Fue entrar en sus conversaciones y ver un “vete a la mierda” de María a Edu, pasada la una de la mañana de la noche anterior.

Seguía escuchando el secador. De golpe todo mi cuerpo comenzó a temblar, en un despertar inmediato. Estaba a la vez completamente lúcido y despejado y a la vez aún tan dormido que parecía estar en un sueño. No podía entender como mis dedos se habían puesto a temblar así, de repente, de la nada al todo.

Entré en la conversación. Fui un poco hacia arriba. Hasta encontrar donde había empezado, hasta ver qué era lo nuevo.

Edu había sido el primero en escribir:

—Pásalo bien esta noche. Móntatelo con uno. Dale esa alegría a Pablito.

—Qué te importa a ti eso —había respondido María.

—Ya, es vuestro jueguecito. ¿Quién es Álvaro, por cierto? ¿Te ha puesto Pablo a follar con él?

—Ya vi que me viste el móvil —había escrito María.

—Fóllate otra vez al Álvaro ese. Te hace falta.

—¿Ah sí? ¿Me hace falta?

—Sí, no es muy agradable ver tu cara de mal follada cada día.

—Vete a la mierda.

Ahí acababa la conversación. No tuve la valentía de decirle nada a María. Me levanté y, como pude, fui a preparar el desayuno. Durante los primeros minutos de aquel día me costó horrores disimular el impacto de lo que había leído.

Le di vueltas y vueltas a aquella conversación durante todo el día. Día en el que paseamos por la mañana, comimos en casa, vimos una película en el sofá y otra película en el cine.
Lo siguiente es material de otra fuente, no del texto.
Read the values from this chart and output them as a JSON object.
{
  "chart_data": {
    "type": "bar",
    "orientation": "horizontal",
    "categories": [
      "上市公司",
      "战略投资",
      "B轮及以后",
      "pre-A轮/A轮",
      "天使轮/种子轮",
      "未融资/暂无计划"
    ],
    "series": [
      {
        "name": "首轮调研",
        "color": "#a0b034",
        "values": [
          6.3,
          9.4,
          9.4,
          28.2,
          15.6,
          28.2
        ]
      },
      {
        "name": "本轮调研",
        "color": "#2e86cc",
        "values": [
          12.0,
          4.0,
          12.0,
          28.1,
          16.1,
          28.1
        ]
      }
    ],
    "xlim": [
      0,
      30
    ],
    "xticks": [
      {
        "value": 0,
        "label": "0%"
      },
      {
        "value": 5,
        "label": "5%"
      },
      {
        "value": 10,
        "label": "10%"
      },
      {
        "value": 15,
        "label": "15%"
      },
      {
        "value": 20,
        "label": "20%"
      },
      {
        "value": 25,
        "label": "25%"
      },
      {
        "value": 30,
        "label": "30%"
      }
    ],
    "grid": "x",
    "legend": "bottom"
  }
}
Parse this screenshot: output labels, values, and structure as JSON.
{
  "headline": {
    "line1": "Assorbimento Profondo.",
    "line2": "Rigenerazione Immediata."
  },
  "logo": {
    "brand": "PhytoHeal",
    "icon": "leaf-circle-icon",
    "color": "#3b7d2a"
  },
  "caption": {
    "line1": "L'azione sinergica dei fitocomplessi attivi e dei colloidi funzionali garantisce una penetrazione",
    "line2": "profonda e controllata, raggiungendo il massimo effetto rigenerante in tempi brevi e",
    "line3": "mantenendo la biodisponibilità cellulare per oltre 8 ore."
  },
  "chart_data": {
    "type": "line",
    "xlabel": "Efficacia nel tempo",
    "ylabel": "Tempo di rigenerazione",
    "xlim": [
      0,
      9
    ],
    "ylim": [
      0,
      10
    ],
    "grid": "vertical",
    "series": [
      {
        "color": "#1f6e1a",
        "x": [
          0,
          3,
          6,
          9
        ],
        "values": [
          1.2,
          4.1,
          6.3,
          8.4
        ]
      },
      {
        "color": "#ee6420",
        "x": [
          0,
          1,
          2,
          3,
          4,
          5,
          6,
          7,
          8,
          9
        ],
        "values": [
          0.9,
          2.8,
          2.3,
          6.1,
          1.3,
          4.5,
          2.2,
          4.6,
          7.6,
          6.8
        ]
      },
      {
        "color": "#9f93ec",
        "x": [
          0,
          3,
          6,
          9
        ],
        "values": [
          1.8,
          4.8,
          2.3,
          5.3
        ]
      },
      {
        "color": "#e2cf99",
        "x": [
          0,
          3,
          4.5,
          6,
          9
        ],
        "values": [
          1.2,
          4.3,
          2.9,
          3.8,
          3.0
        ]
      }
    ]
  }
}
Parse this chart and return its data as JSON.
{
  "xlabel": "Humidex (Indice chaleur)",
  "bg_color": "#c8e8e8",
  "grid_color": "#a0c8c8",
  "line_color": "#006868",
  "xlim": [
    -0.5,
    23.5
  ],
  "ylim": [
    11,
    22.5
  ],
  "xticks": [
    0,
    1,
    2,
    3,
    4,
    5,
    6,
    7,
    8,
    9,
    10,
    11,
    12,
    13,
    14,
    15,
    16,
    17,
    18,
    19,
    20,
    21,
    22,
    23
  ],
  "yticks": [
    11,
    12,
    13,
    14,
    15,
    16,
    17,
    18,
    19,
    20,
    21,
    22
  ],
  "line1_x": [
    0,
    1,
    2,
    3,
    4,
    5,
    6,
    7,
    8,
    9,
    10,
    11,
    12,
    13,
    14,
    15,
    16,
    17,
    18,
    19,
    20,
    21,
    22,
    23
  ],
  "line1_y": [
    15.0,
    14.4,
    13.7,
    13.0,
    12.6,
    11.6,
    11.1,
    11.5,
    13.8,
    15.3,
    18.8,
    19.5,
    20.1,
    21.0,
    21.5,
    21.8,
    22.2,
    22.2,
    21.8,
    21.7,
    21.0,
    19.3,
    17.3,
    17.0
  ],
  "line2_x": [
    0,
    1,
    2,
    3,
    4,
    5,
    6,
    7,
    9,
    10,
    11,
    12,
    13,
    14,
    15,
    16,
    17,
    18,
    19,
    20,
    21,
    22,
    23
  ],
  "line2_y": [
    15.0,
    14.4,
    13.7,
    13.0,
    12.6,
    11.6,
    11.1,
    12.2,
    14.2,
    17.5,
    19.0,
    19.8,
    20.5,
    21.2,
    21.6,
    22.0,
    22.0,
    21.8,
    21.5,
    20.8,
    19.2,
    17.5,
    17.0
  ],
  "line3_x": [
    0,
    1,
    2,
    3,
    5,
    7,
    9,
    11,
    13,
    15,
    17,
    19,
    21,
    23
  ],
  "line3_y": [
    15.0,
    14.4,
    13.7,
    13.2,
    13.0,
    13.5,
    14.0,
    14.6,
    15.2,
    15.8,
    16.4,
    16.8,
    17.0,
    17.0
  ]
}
De nuevo aquella noche María no me buscó para hacerlo sino más bien al contrario. Y yo me quedé dormido pensando y pensando en aquellas frases suyas con Edu… Por un lado la teoría de Germán se confirmaba, por otro demostraban tener más trato del que parecía.
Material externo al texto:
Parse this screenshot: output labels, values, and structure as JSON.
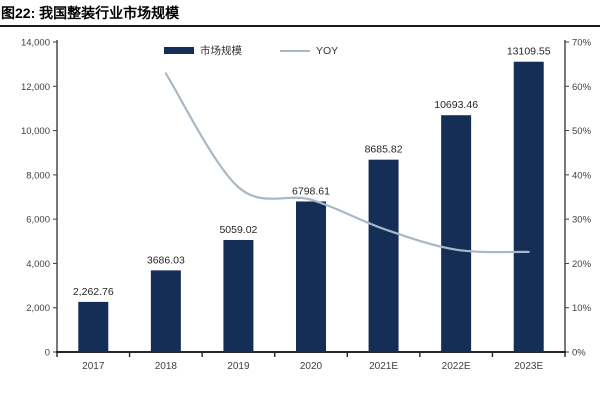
{
  "title": "图22: 我国整装行业市场规模",
  "colors": {
    "bar": "#152e55",
    "line": "#a9b8c6",
    "axis": "#3f3f3f",
    "text": "#3f3f3f",
    "label_text": "#262626",
    "title_rule": "#1a1a1a"
  },
  "chart_data": {
    "type": "bar",
    "title": "图22: 我国整装行业市场规模",
    "categories": [
      "2017",
      "2018",
      "2019",
      "2020",
      "2021E",
      "2022E",
      "2023E"
    ],
    "legend": [
      "市场规模",
      "YOY"
    ],
    "legend_position": "top",
    "grid": false,
    "series": [
      {
        "name": "市场规模",
        "type": "bar",
        "axis": "left",
        "values": [
          2262.76,
          3686.03,
          5059.02,
          6798.61,
          8685.82,
          10693.46,
          13109.55
        ],
        "labels": [
          "2,262.76",
          "3686.03",
          "5059.02",
          "6798.61",
          "8685.82",
          "10693.46",
          "13109.55"
        ]
      },
      {
        "name": "YOY",
        "type": "line",
        "axis": "right",
        "values": [
          null,
          62.9,
          37.2,
          34.4,
          27.8,
          23.1,
          22.6
        ]
      }
    ],
    "left_axis": {
      "min": 0,
      "max": 14000,
      "step": 2000,
      "tick_labels": [
        "0",
        "2,000",
        "4,000",
        "6,000",
        "8,000",
        "10,000",
        "12,000",
        "14,000"
      ]
    },
    "right_axis": {
      "min": 0,
      "max": 70,
      "step": 10,
      "tick_labels": [
        "0%",
        "10%",
        "20%",
        "30%",
        "40%",
        "50%",
        "60%",
        "70%"
      ]
    }
  }
}
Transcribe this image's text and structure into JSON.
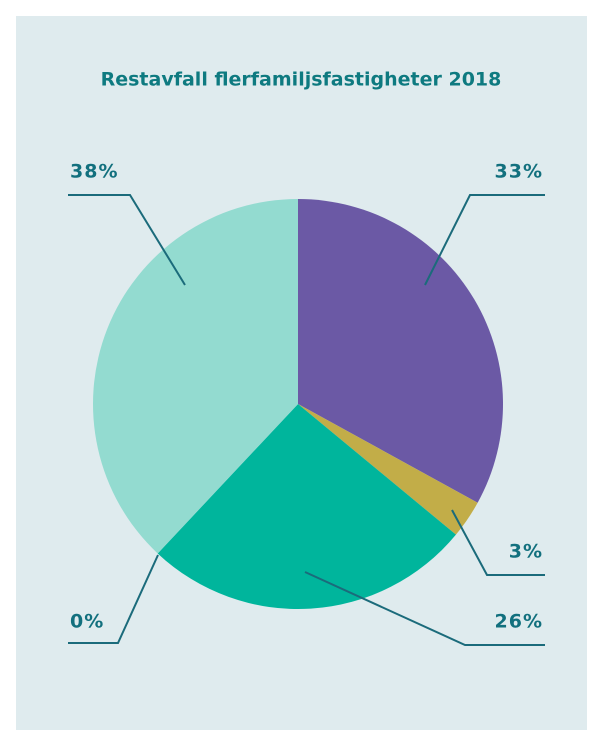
{
  "chart_data": {
    "type": "pie",
    "title": "Restavfall flerfamiljsfastigheter 2018",
    "categories": [
      null,
      null,
      null,
      null,
      null
    ],
    "values": [
      33,
      3,
      26,
      0,
      38
    ],
    "value_labels": [
      "33%",
      "3%",
      "26%",
      "0%",
      "38%"
    ],
    "colors": [
      "#6b59a5",
      "#c2ad48",
      "#00b59c",
      "#00b59c",
      "#93dbd0"
    ]
  }
}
Si durante el día anterior no había tenido una oportunidad clara de volver a revisar su móvil, aquella ducha de lunes por la mañana me daba una oportunidad irrechazable. De verdad que de nuevo no esperaba encontrarme nada… pero de nuevo me equivocaba.
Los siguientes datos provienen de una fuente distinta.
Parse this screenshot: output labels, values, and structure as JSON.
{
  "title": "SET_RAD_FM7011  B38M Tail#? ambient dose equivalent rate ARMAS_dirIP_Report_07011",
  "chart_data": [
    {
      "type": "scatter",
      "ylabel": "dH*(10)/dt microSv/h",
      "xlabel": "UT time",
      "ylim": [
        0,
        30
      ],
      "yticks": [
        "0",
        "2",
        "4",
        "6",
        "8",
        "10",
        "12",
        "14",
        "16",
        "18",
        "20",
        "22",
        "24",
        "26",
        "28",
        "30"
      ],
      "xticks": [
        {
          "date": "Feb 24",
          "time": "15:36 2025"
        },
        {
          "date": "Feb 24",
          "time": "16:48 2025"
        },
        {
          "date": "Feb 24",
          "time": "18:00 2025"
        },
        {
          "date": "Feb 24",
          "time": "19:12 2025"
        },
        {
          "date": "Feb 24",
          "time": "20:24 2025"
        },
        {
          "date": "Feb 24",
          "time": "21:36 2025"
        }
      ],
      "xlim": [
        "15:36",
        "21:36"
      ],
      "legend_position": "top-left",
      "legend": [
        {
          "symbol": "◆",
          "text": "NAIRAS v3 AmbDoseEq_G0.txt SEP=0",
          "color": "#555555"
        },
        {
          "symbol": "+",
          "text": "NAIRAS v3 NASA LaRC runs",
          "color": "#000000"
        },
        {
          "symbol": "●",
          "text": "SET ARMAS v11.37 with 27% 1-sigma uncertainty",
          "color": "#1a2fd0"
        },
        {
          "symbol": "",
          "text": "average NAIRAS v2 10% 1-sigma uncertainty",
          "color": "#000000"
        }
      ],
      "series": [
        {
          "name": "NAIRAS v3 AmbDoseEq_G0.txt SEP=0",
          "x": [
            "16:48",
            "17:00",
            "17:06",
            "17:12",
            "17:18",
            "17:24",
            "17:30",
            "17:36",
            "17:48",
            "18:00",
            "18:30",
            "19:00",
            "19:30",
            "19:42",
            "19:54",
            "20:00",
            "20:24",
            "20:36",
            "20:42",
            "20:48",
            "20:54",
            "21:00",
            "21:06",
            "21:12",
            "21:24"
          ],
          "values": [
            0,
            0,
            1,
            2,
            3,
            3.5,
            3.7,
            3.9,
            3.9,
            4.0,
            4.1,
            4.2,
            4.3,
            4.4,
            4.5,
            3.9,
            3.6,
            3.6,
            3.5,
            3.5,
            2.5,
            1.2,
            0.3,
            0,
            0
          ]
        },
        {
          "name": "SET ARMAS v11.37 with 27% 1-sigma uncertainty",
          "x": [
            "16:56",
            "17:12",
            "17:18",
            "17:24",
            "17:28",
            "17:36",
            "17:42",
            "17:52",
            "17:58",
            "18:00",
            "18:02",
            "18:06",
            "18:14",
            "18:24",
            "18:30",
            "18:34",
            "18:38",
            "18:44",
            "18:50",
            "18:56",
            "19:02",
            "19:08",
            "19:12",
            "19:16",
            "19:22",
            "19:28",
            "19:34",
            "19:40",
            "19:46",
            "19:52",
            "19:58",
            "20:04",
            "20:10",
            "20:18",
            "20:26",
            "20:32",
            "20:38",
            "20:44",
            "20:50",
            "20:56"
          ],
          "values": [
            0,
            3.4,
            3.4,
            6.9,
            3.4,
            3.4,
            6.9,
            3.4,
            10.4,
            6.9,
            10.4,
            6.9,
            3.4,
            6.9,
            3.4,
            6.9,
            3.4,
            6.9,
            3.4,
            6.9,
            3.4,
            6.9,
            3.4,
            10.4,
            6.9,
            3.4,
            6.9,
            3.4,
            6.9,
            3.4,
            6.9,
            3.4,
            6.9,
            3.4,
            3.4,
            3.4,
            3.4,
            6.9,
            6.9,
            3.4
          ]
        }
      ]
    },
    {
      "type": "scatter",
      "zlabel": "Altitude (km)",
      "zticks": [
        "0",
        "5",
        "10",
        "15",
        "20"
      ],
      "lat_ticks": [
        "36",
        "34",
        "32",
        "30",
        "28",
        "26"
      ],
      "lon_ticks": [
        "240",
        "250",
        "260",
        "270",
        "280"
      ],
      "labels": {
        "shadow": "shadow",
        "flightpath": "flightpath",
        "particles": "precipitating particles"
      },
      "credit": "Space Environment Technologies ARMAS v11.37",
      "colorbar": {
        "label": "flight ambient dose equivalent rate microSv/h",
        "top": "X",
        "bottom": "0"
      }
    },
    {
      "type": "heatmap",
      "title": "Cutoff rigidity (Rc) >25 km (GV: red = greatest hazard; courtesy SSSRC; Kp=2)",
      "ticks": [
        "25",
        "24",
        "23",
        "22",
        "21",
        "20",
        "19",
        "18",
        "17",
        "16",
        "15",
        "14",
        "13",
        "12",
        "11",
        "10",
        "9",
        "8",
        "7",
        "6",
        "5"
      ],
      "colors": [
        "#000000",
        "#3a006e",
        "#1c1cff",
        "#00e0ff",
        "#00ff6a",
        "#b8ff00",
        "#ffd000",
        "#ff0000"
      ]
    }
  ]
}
Otra vez mis nervios, mi tensión, y mis dedos temblorosos. Otra vez mi corazón palpitando y mi oído atento a si María acababa con su ducha. Otra vez… se había escrito con Edu. La última frase era de María, era un “¿Por qué no se lo pides a Begoña?” tan desconcertante que me hizo entrar en aquella conversación aún más infartado.

Tras haberle mandado María a la mierda, Edu le había escrito el día anterior por la tarde. Calculé que mientras habíamos estado viendo aquella película, los dos en el sofá, se habían escrito, y no me había dado cuenta. La frase de Edu me dejó helado:

—Mañana no vengas con pantys, me aburres así, vente con esas medias que tienes de zorrón.

—Eres un poco cerdo, ¿no? —preguntó María, también sorprendiéndome… No me encajaba… Era como raro en ella. Y, seis minutos más tarde, sin que Edu hubiera respondido, volvió a escribir:

—¿Para qué? Si no se sabe cuáles llevo.

—Claro que se sabe, solo hay que fijarse un poco. Aparte de que se te ve en la cara.

—¿Por qué no se lo pides a Begoña? —preguntó ella inmediatamente, sin obtener respuesta.

No tuve tiempo para reaccionar. Me fui al salón. Me puse los zapatos. Escuché a María salir de la ducha. No sabía qué hacer. Dudaba en irme. Sin despedirme. No sabía ni qué sentir. No sabía si estaba enfadado o no. No sabía si era una chorrada, una medio travesura o algo tremendamente grave.

Acabé por ir hacia el dormitorio y al menos despedirme de ella.

La vi, sentada sobre una esquina de la cama, en bragas y sujetador negros… poniéndose las medias que Edu le había ordenado que se pusiera.